Не помогает и то, что женские персонажи тяготеют к схематичности и стереотипности. Благодаря чистой силе очарования, Марго Робби вкладывает Шарон Тейт, соседка Рика Далтона по Сиэло-драйв, с большей глубиной и тонкостью, чем позолоченный, ангельский идеал, который набросан на странице. За двумя примечательными исключениями-пугливой мэнсоновской девочкой Маргарет Куолли и не по годам развитым детским актером Джулии Баттерс – большинство других женских персонажей попадают в категории либо землероек, либо ведьм.
Именно это-позиционирование белых мужчин среднего возраста как настоящих жертв здесь, черт возьми-раздражает. Вместе с тревожным финалом, который по просьбе режиссера не может быть обсужден, это делает индульгенции менее простительными. И есть много индульгенций: мешковатый первый час; громоздкий двухуровневый флэшбэк, который создает предысторию Клиффа; резкая сцена с участием Дамиана Льюиса в качестве полиэфирной версии Стива Маккуина; дешевый выстрел в Брюса Ли .
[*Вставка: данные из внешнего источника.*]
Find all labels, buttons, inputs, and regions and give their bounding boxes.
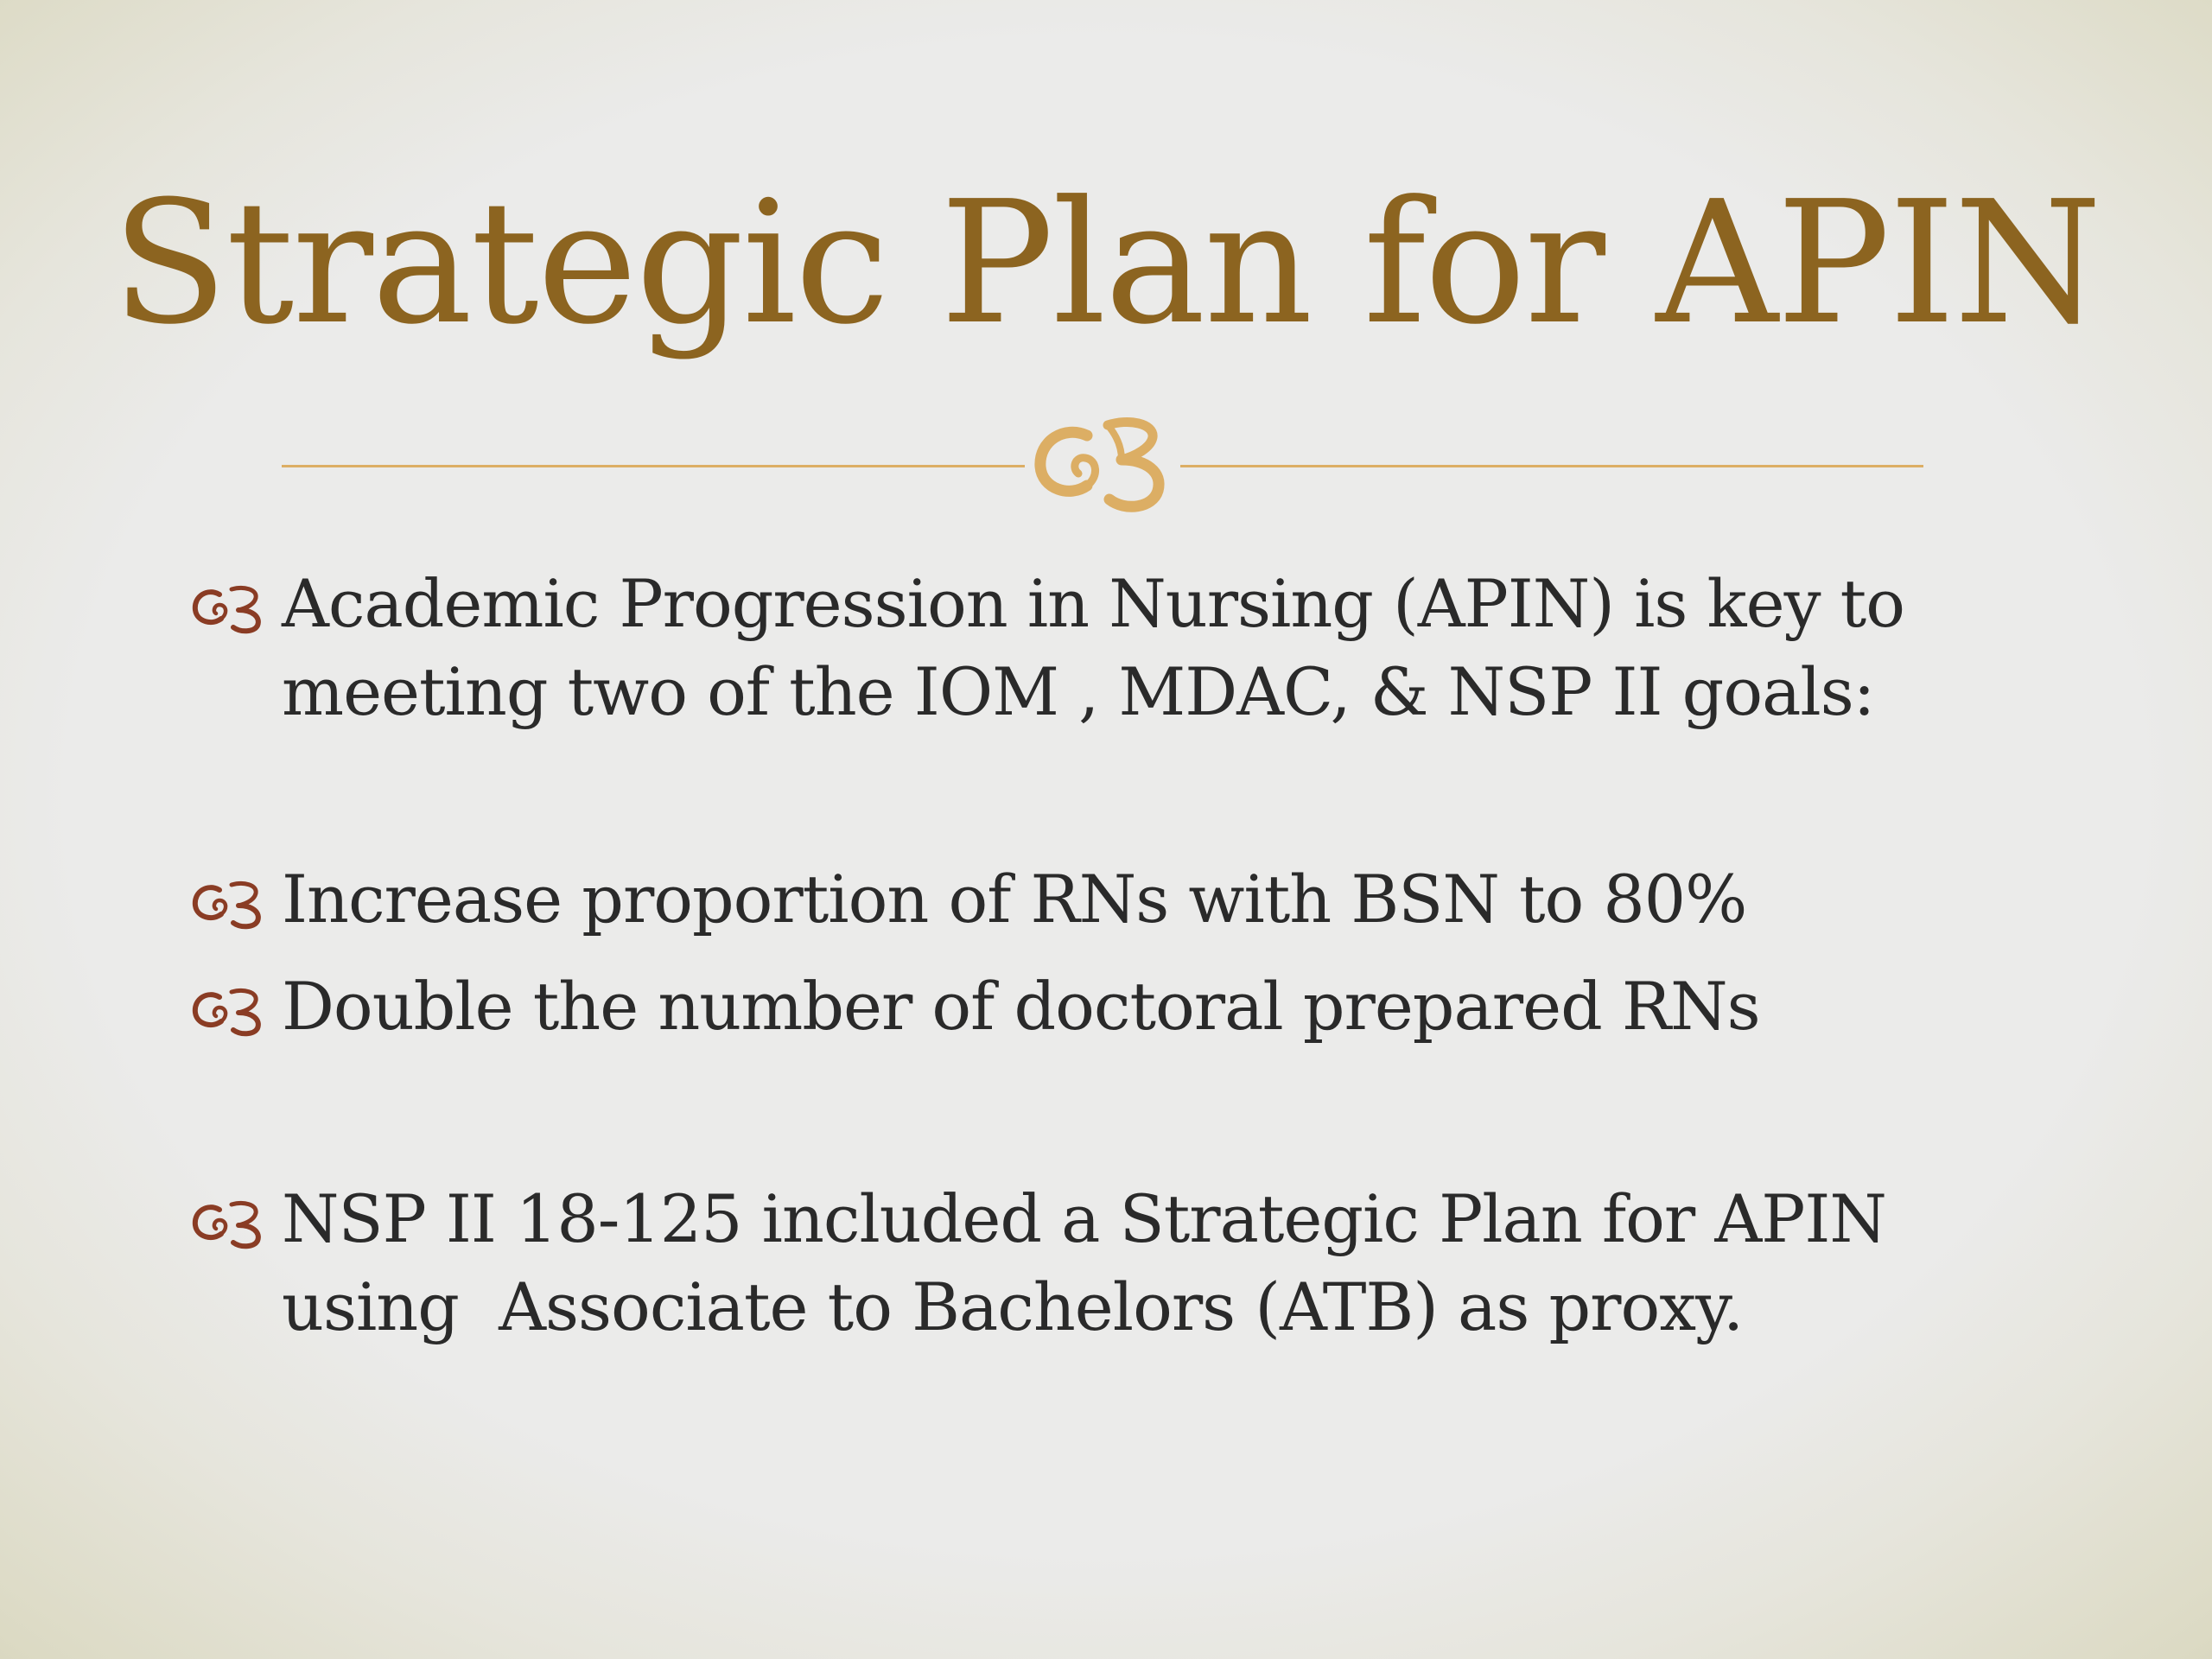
bullet-line: Increase proportion of RNs with BSN to 80% [282,861,1747,938]
bullet-line: NSP II 18-125 included a Strategic Plan for APIN [282,1180,1886,1257]
bullet-line: meeting two of the IOM , MDAC, & NSP II goals: [282,653,1875,730]
bullet-line: Double the number of doctoral prepared RNs [282,968,1760,1045]
flourish-bullet-icon [190,980,263,1039]
bullet-line: using Associate to Bachelors (ATB) as proxy. [282,1268,1744,1345]
flourish-bullet-icon [190,577,263,636]
flourish-bullet-icon [190,873,263,931]
bullet-text [282,963,2018,1051]
flourish-bullet-icon [190,1192,263,1251]
bullet-text [282,560,2018,736]
slide-title: Strategic Plan for APIN [111,165,2101,362]
bullet-line: Academic Progression in Nursing (APIN) is key to [282,565,1904,642]
bullet-text [282,855,2018,944]
bullet-text [282,1175,2018,1351]
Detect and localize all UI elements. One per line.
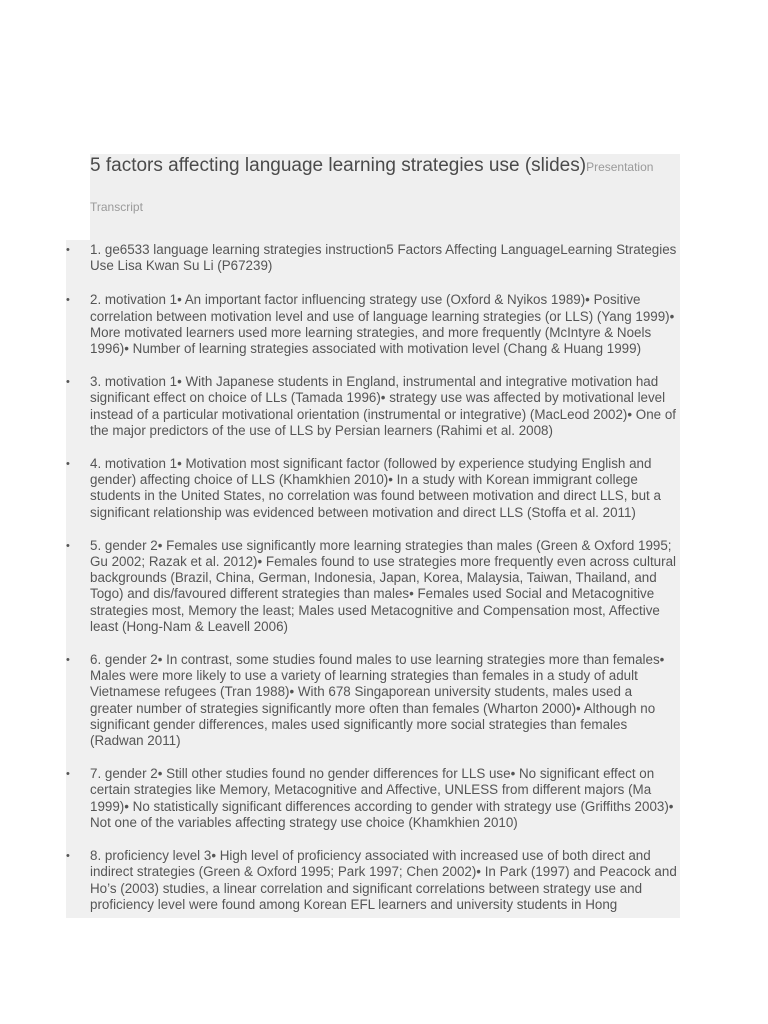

Но, в равной степени, здесь есть многое, что представляет собой режиссер в верхней части своей игры. Тот восторг, который он испытывает от деталей, закрепляющих историю во времени и месте: кто еще, кроме Тарантино, включил бы целые монтажи, посвященные старинным шрифтам? Душераздирающий музыкальный выбор; гибкая операторская работа и коричневая ностальгическая теплота кинематографии Роберта Ричардсона; каждый последний сочный кадр, установленный в семейном убежище Мэнсона на ранчо Spahn Movie. Это фильм, который мог быть снят только одним человеком. Страх Тарантино перед заменой, подтекст некоторых более неровных пассажей в фильме, На данный момент необоснован.